Parental kidnapping is defined as the concealment, taking of, or retention of a child by his or her parent. This action must be in violation of the rights of the child's other parent or another family member who also had custody of or guardianship over the child. In many cases, the kidnapping is a violation of the parent's custody or visitation rights, which were set by the court following a divorce with the child's other parent. This crime is not simply a violation of custody. In fact, courts consider parental kidnapping to be a serious criminal act.

Parents who kidnapped their children are almost always on the run, living their lives as fugitives. Most often the children are given new names, haircuts, and other alterations to their appearances in order to keep them from being recognized by authorities. If the children are young when they are kidnapped, chances are that the kidnapping parent will never admit that he or she stole the child. Instead, the child will grow up believing that he or she has always been in a single-parent family. Children are very impressionable at a young age. When their parent commands them not to reveal their address, home state, birth date, or other identifying information, they naturally comply.

Child kidnapping has serious implications on the children, because they are often traumatized emotionally and psychologically.
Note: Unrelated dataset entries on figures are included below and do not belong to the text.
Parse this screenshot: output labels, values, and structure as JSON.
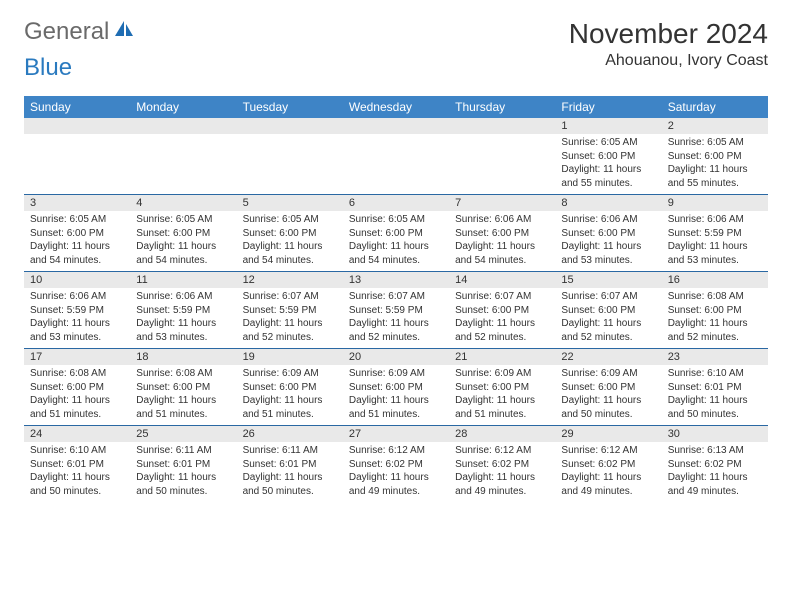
{
  "logo": {
    "text1": "General",
    "text2": "Blue"
  },
  "header": {
    "month": "November 2024",
    "location": "Ahouanou, Ivory Coast"
  },
  "colors": {
    "header_bg": "#3e84c6",
    "num_bg": "#e9e9e9",
    "row_border": "#2a68a3"
  },
  "dow": [
    "Sunday",
    "Monday",
    "Tuesday",
    "Wednesday",
    "Thursday",
    "Friday",
    "Saturday"
  ],
  "weeks": [
    {
      "nums": [
        "",
        "",
        "",
        "",
        "",
        "1",
        "2"
      ],
      "cells": [
        {
          "sr": "",
          "ss": "",
          "d1": "",
          "d2": ""
        },
        {
          "sr": "",
          "ss": "",
          "d1": "",
          "d2": ""
        },
        {
          "sr": "",
          "ss": "",
          "d1": "",
          "d2": ""
        },
        {
          "sr": "",
          "ss": "",
          "d1": "",
          "d2": ""
        },
        {
          "sr": "",
          "ss": "",
          "d1": "",
          "d2": ""
        },
        {
          "sr": "Sunrise: 6:05 AM",
          "ss": "Sunset: 6:00 PM",
          "d1": "Daylight: 11 hours",
          "d2": "and 55 minutes."
        },
        {
          "sr": "Sunrise: 6:05 AM",
          "ss": "Sunset: 6:00 PM",
          "d1": "Daylight: 11 hours",
          "d2": "and 55 minutes."
        }
      ]
    },
    {
      "nums": [
        "3",
        "4",
        "5",
        "6",
        "7",
        "8",
        "9"
      ],
      "cells": [
        {
          "sr": "Sunrise: 6:05 AM",
          "ss": "Sunset: 6:00 PM",
          "d1": "Daylight: 11 hours",
          "d2": "and 54 minutes."
        },
        {
          "sr": "Sunrise: 6:05 AM",
          "ss": "Sunset: 6:00 PM",
          "d1": "Daylight: 11 hours",
          "d2": "and 54 minutes."
        },
        {
          "sr": "Sunrise: 6:05 AM",
          "ss": "Sunset: 6:00 PM",
          "d1": "Daylight: 11 hours",
          "d2": "and 54 minutes."
        },
        {
          "sr": "Sunrise: 6:05 AM",
          "ss": "Sunset: 6:00 PM",
          "d1": "Daylight: 11 hours",
          "d2": "and 54 minutes."
        },
        {
          "sr": "Sunrise: 6:06 AM",
          "ss": "Sunset: 6:00 PM",
          "d1": "Daylight: 11 hours",
          "d2": "and 54 minutes."
        },
        {
          "sr": "Sunrise: 6:06 AM",
          "ss": "Sunset: 6:00 PM",
          "d1": "Daylight: 11 hours",
          "d2": "and 53 minutes."
        },
        {
          "sr": "Sunrise: 6:06 AM",
          "ss": "Sunset: 5:59 PM",
          "d1": "Daylight: 11 hours",
          "d2": "and 53 minutes."
        }
      ]
    },
    {
      "nums": [
        "10",
        "11",
        "12",
        "13",
        "14",
        "15",
        "16"
      ],
      "cells": [
        {
          "sr": "Sunrise: 6:06 AM",
          "ss": "Sunset: 5:59 PM",
          "d1": "Daylight: 11 hours",
          "d2": "and 53 minutes."
        },
        {
          "sr": "Sunrise: 6:06 AM",
          "ss": "Sunset: 5:59 PM",
          "d1": "Daylight: 11 hours",
          "d2": "and 53 minutes."
        },
        {
          "sr": "Sunrise: 6:07 AM",
          "ss": "Sunset: 5:59 PM",
          "d1": "Daylight: 11 hours",
          "d2": "and 52 minutes."
        },
        {
          "sr": "Sunrise: 6:07 AM",
          "ss": "Sunset: 5:59 PM",
          "d1": "Daylight: 11 hours",
          "d2": "and 52 minutes."
        },
        {
          "sr": "Sunrise: 6:07 AM",
          "ss": "Sunset: 6:00 PM",
          "d1": "Daylight: 11 hours",
          "d2": "and 52 minutes."
        },
        {
          "sr": "Sunrise: 6:07 AM",
          "ss": "Sunset: 6:00 PM",
          "d1": "Daylight: 11 hours",
          "d2": "and 52 minutes."
        },
        {
          "sr": "Sunrise: 6:08 AM",
          "ss": "Sunset: 6:00 PM",
          "d1": "Daylight: 11 hours",
          "d2": "and 52 minutes."
        }
      ]
    },
    {
      "nums": [
        "17",
        "18",
        "19",
        "20",
        "21",
        "22",
        "23"
      ],
      "cells": [
        {
          "sr": "Sunrise: 6:08 AM",
          "ss": "Sunset: 6:00 PM",
          "d1": "Daylight: 11 hours",
          "d2": "and 51 minutes."
        },
        {
          "sr": "Sunrise: 6:08 AM",
          "ss": "Sunset: 6:00 PM",
          "d1": "Daylight: 11 hours",
          "d2": "and 51 minutes."
        },
        {
          "sr": "Sunrise: 6:09 AM",
          "ss": "Sunset: 6:00 PM",
          "d1": "Daylight: 11 hours",
          "d2": "and 51 minutes."
        },
        {
          "sr": "Sunrise: 6:09 AM",
          "ss": "Sunset: 6:00 PM",
          "d1": "Daylight: 11 hours",
          "d2": "and 51 minutes."
        },
        {
          "sr": "Sunrise: 6:09 AM",
          "ss": "Sunset: 6:00 PM",
          "d1": "Daylight: 11 hours",
          "d2": "and 51 minutes."
        },
        {
          "sr": "Sunrise: 6:09 AM",
          "ss": "Sunset: 6:00 PM",
          "d1": "Daylight: 11 hours",
          "d2": "and 50 minutes."
        },
        {
          "sr": "Sunrise: 6:10 AM",
          "ss": "Sunset: 6:01 PM",
          "d1": "Daylight: 11 hours",
          "d2": "and 50 minutes."
        }
      ]
    },
    {
      "nums": [
        "24",
        "25",
        "26",
        "27",
        "28",
        "29",
        "30"
      ],
      "cells": [
        {
          "sr": "Sunrise: 6:10 AM",
          "ss": "Sunset: 6:01 PM",
          "d1": "Daylight: 11 hours",
          "d2": "and 50 minutes."
        },
        {
          "sr": "Sunrise: 6:11 AM",
          "ss": "Sunset: 6:01 PM",
          "d1": "Daylight: 11 hours",
          "d2": "and 50 minutes."
        },
        {
          "sr": "Sunrise: 6:11 AM",
          "ss": "Sunset: 6:01 PM",
          "d1": "Daylight: 11 hours",
          "d2": "and 50 minutes."
        },
        {
          "sr": "Sunrise: 6:12 AM",
          "ss": "Sunset: 6:02 PM",
          "d1": "Daylight: 11 hours",
          "d2": "and 49 minutes."
        },
        {
          "sr": "Sunrise: 6:12 AM",
          "ss": "Sunset: 6:02 PM",
          "d1": "Daylight: 11 hours",
          "d2": "and 49 minutes."
        },
        {
          "sr": "Sunrise: 6:12 AM",
          "ss": "Sunset: 6:02 PM",
          "d1": "Daylight: 11 hours",
          "d2": "and 49 minutes."
        },
        {
          "sr": "Sunrise: 6:13 AM",
          "ss": "Sunset: 6:02 PM",
          "d1": "Daylight: 11 hours",
          "d2": "and 49 minutes."
        }
      ]
    }
  ]
}
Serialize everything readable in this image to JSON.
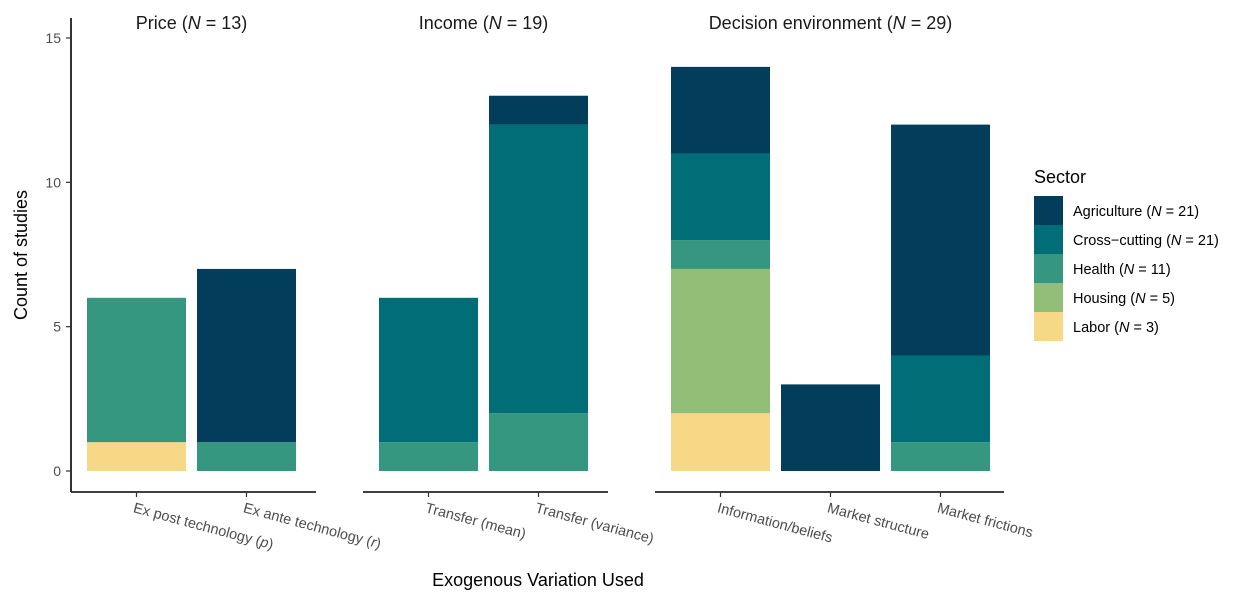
{
  "chart_data": {
    "type": "bar",
    "stacked": true,
    "ylabel": "Count of studies",
    "xlabel": "Exogenous Variation Used",
    "ylim": [
      0,
      15
    ],
    "yticks": [
      0,
      5,
      10,
      15
    ],
    "grid": false,
    "legend": {
      "title": "Sector",
      "position": "right",
      "entries": [
        {
          "key": "Agriculture",
          "pre": "Agriculture (",
          "n": "N",
          "post": " = 21)",
          "color": "#023E5B"
        },
        {
          "key": "Cross-cutting",
          "pre": "Cross−cutting (",
          "n": "N",
          "post": " = 21)",
          "color": "#006D77"
        },
        {
          "key": "Health",
          "pre": "Health (",
          "n": "N",
          "post": " = 11)",
          "color": "#35977F"
        },
        {
          "key": "Housing",
          "pre": "Housing (",
          "n": "N",
          "post": " = 5)",
          "color": "#93BE78"
        },
        {
          "key": "Labor",
          "pre": "Labor (",
          "n": "N",
          "post": " = 3)",
          "color": "#F7D886"
        }
      ]
    },
    "stack_order": [
      "Labor",
      "Housing",
      "Health",
      "Cross-cutting",
      "Agriculture"
    ],
    "facets": [
      {
        "title_pre": "Price (",
        "title_n": "N",
        "title_post": " = 13)",
        "categories": [
          {
            "label": "Ex post technology (",
            "label_var": "p",
            "label_post": ")",
            "values": {
              "Labor": 1,
              "Health": 5
            }
          },
          {
            "label": "Ex ante technology (",
            "label_var": "r",
            "label_post": ")",
            "values": {
              "Health": 1,
              "Agriculture": 6
            }
          }
        ]
      },
      {
        "title_pre": "Income (",
        "title_n": "N",
        "title_post": " = 19)",
        "categories": [
          {
            "label": "Transfer (mean)",
            "values": {
              "Health": 1,
              "Cross-cutting": 5
            }
          },
          {
            "label": "Transfer (variance)",
            "values": {
              "Health": 2,
              "Cross-cutting": 10,
              "Agriculture": 1
            }
          }
        ]
      },
      {
        "title_pre": "Decision environment (",
        "title_n": "N",
        "title_post": " = 29)",
        "categories": [
          {
            "label": "Information/beliefs",
            "values": {
              "Labor": 2,
              "Housing": 5,
              "Health": 1,
              "Cross-cutting": 3,
              "Agriculture": 3
            }
          },
          {
            "label": "Market structure",
            "values": {
              "Agriculture": 3
            }
          },
          {
            "label": "Market frictions",
            "values": {
              "Health": 1,
              "Cross-cutting": 3,
              "Agriculture": 8
            }
          }
        ]
      }
    ]
  }
}
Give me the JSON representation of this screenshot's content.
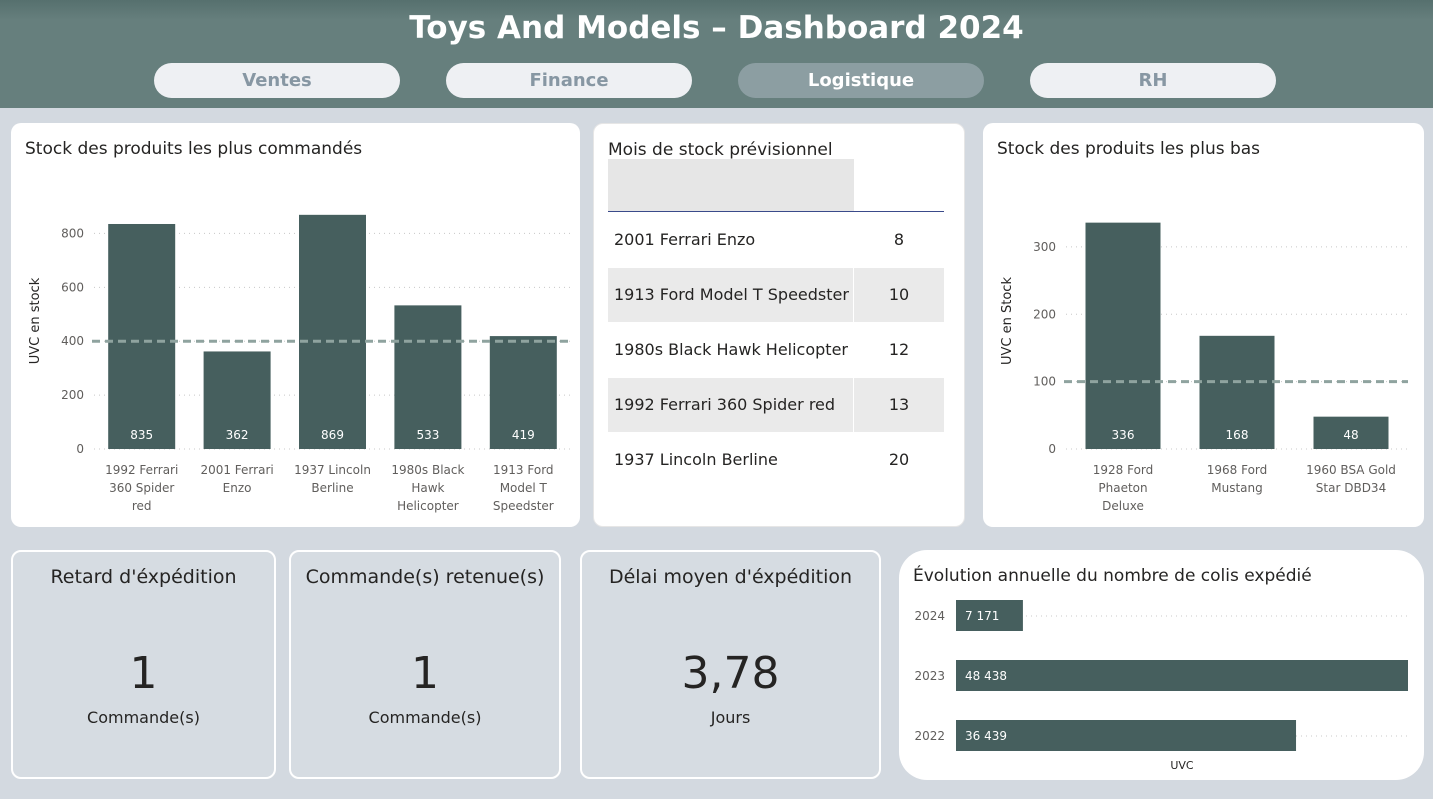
{
  "header": {
    "title": "Toys And Models – Dashboard 2024",
    "tabs": [
      {
        "label": "Ventes",
        "active": false
      },
      {
        "label": "Finance",
        "active": false
      },
      {
        "label": "Logistique",
        "active": true
      },
      {
        "label": "RH",
        "active": false
      }
    ]
  },
  "colors": {
    "bar": "#465f5e",
    "header": "#667f7d",
    "active_tab": "#8c9ea2",
    "reference_line": "#8fa39f",
    "background": "#d3d9e0"
  },
  "chart_data": [
    {
      "type": "bar",
      "title": "Stock des produits les plus commandés",
      "ylabel": "UVC en stock",
      "xlabel": "",
      "categories": [
        "1992 Ferrari 360 Spider red",
        "2001 Ferrari Enzo",
        "1937 Lincoln Berline",
        "1980s Black Hawk Helicopter",
        "1913 Ford Model T Speedster"
      ],
      "values": [
        835,
        362,
        869,
        533,
        419
      ],
      "ylim": [
        0,
        950
      ],
      "yticks": [
        0,
        200,
        400,
        600,
        800
      ],
      "reference_line": 400,
      "grid": true,
      "legend": "none"
    },
    {
      "type": "bar",
      "title": "Stock des produits les plus bas",
      "ylabel": "UVC en Stock",
      "xlabel": "",
      "categories": [
        "1928 Ford Phaeton Deluxe",
        "1968 Ford Mustang",
        "1960 BSA Gold Star DBD34"
      ],
      "values": [
        336,
        168,
        48
      ],
      "ylim": [
        0,
        380
      ],
      "yticks": [
        0,
        100,
        200,
        300
      ],
      "reference_line": 100,
      "grid": true,
      "legend": "none"
    },
    {
      "type": "bar",
      "orientation": "horizontal",
      "title": "Évolution annuelle du nombre de colis expédié",
      "xlabel": "UVC",
      "ylabel": "",
      "categories": [
        "2024",
        "2023",
        "2022"
      ],
      "values": [
        7171,
        48438,
        36439
      ],
      "value_labels": [
        "7 171",
        "48 438",
        "36 439"
      ],
      "xlim": [
        0,
        48438
      ],
      "grid": true,
      "legend": "none"
    },
    {
      "type": "table",
      "title": "Mois de stock prévisionnel",
      "rows": [
        {
          "name": "2001 Ferrari Enzo",
          "value": "8"
        },
        {
          "name": "1913 Ford Model T Speedster",
          "value": "10"
        },
        {
          "name": "1980s Black Hawk Helicopter",
          "value": "12"
        },
        {
          "name": "1992 Ferrari 360 Spider red",
          "value": "13"
        },
        {
          "name": "1937 Lincoln Berline",
          "value": "20"
        }
      ]
    }
  ],
  "kpis": [
    {
      "title": "Retard d'éxpédition",
      "value": "1",
      "unit": "Commande(s)"
    },
    {
      "title": "Commande(s) retenue(s)",
      "value": "1",
      "unit": "Commande(s)"
    },
    {
      "title": "Délai moyen d'éxpédition",
      "value": "3,78",
      "unit": "Jours"
    }
  ]
}
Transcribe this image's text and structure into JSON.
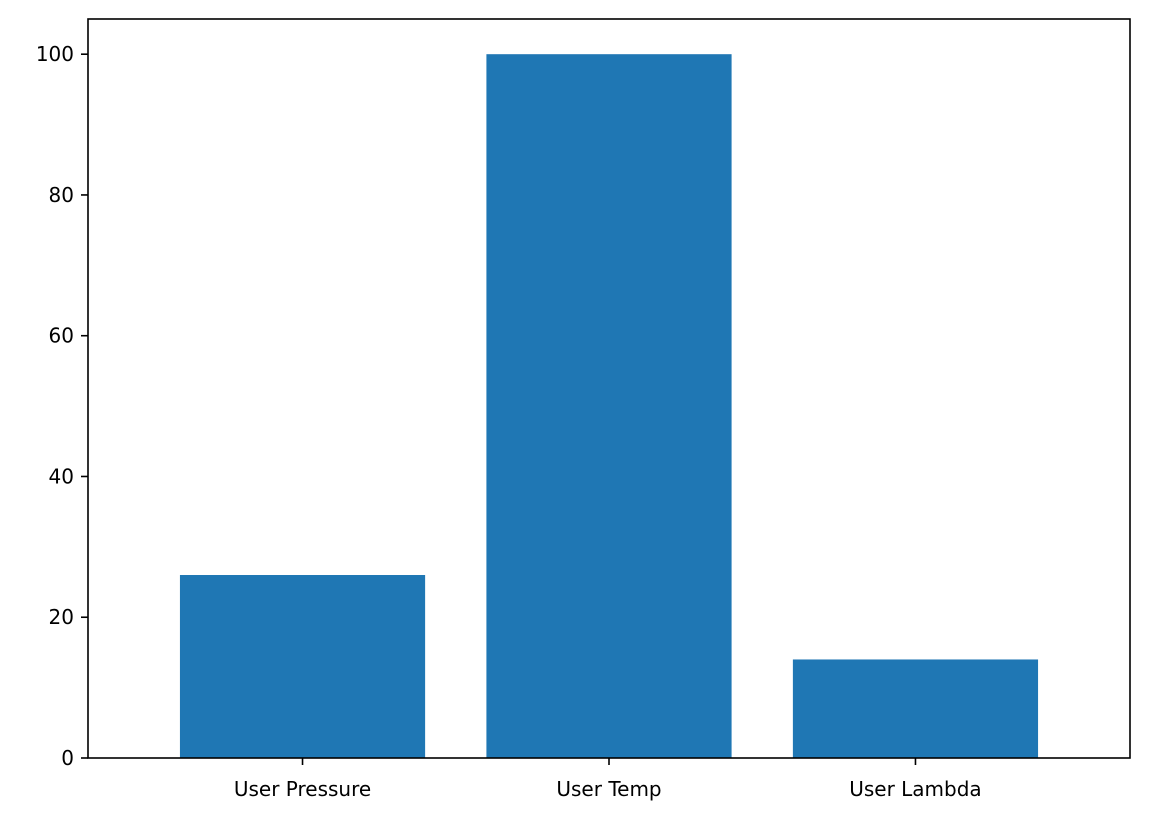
{
  "chart_data": {
    "type": "bar",
    "title": "",
    "xlabel": "",
    "ylabel": "",
    "categories": [
      "User Pressure",
      "User Temp",
      "User Lambda"
    ],
    "values": [
      26,
      100,
      14
    ],
    "ylim": [
      0,
      105
    ],
    "yticks": [
      "0",
      "20",
      "40",
      "60",
      "80",
      "100"
    ],
    "grid": false,
    "legend": "none",
    "bar_color": "#1f77b4"
  }
}
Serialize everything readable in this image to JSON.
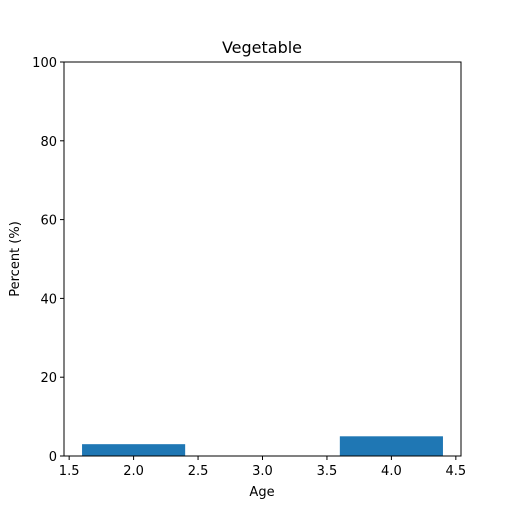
{
  "chart_data": {
    "type": "bar",
    "title": "Vegetable",
    "xlabel": "Age",
    "ylabel": "Percent (%)",
    "x": [
      2,
      4
    ],
    "values": [
      3,
      5
    ],
    "bar_width": 0.8,
    "xlim": [
      1.46,
      4.54
    ],
    "ylim": [
      0,
      100
    ],
    "xticks": [
      1.5,
      2.0,
      2.5,
      3.0,
      3.5,
      4.0,
      4.5
    ],
    "xtick_labels": [
      "1.5",
      "2.0",
      "2.5",
      "3.0",
      "3.5",
      "4.0",
      "4.5"
    ],
    "yticks": [
      0,
      20,
      40,
      60,
      80,
      100
    ],
    "ytick_labels": [
      "0",
      "20",
      "40",
      "60",
      "80",
      "100"
    ],
    "bar_color": "#1f77b4",
    "grid": false
  }
}
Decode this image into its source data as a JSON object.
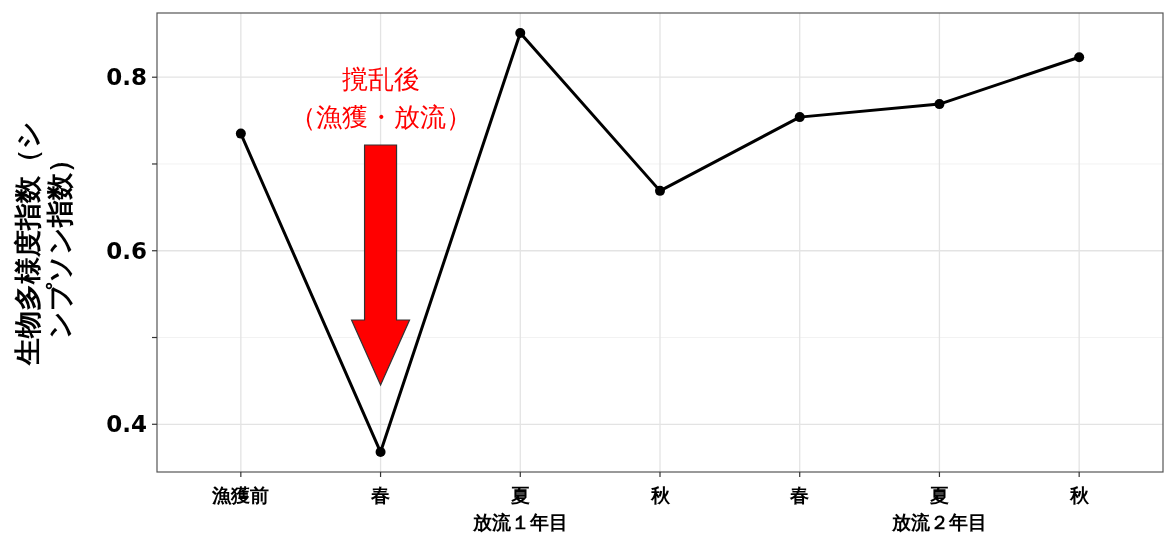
{
  "chart_data": {
    "type": "line",
    "ylabel": "生物多様度指数（シンプソン指数）",
    "categories": [
      "漁獲前",
      "春",
      "夏",
      "秋",
      "春",
      "夏",
      "秋"
    ],
    "series": [
      {
        "color": "#000000",
        "values": [
          0.735,
          0.368,
          0.851,
          0.669,
          0.754,
          0.769,
          0.823
        ]
      }
    ],
    "ylim": [
      0.345,
      0.874
    ],
    "yticks": [
      0.4,
      {
        "value": 0.5,
        "label": null
      },
      0.6,
      {
        "value": 0.7,
        "label": null
      },
      0.8
    ],
    "grid": true,
    "legend": false,
    "marker": "circle",
    "line_style": "solid",
    "annotations": [
      "撹乱後",
      "（漁獲・放流）",
      "放流１年目",
      "放流２年目"
    ]
  }
}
Many times abducted children suffer from a reactive attachment disorder, a generalized anxiety disorder, or a post-traumatic stress disorder that will affect their ability to socialize and learn. Parents who kidnap their children sometimes believe that they are taking their only option. Sometimes parents may flee with their children to avoid an abusive situation, or a custody statute that would put the children in harm's way. In these cases it is much better to contact authorities and report the abusive parent. The law is set up to help parents and children from being harmed, and authorities may be able to remove the parent and child from a volatile environment without the need to flee.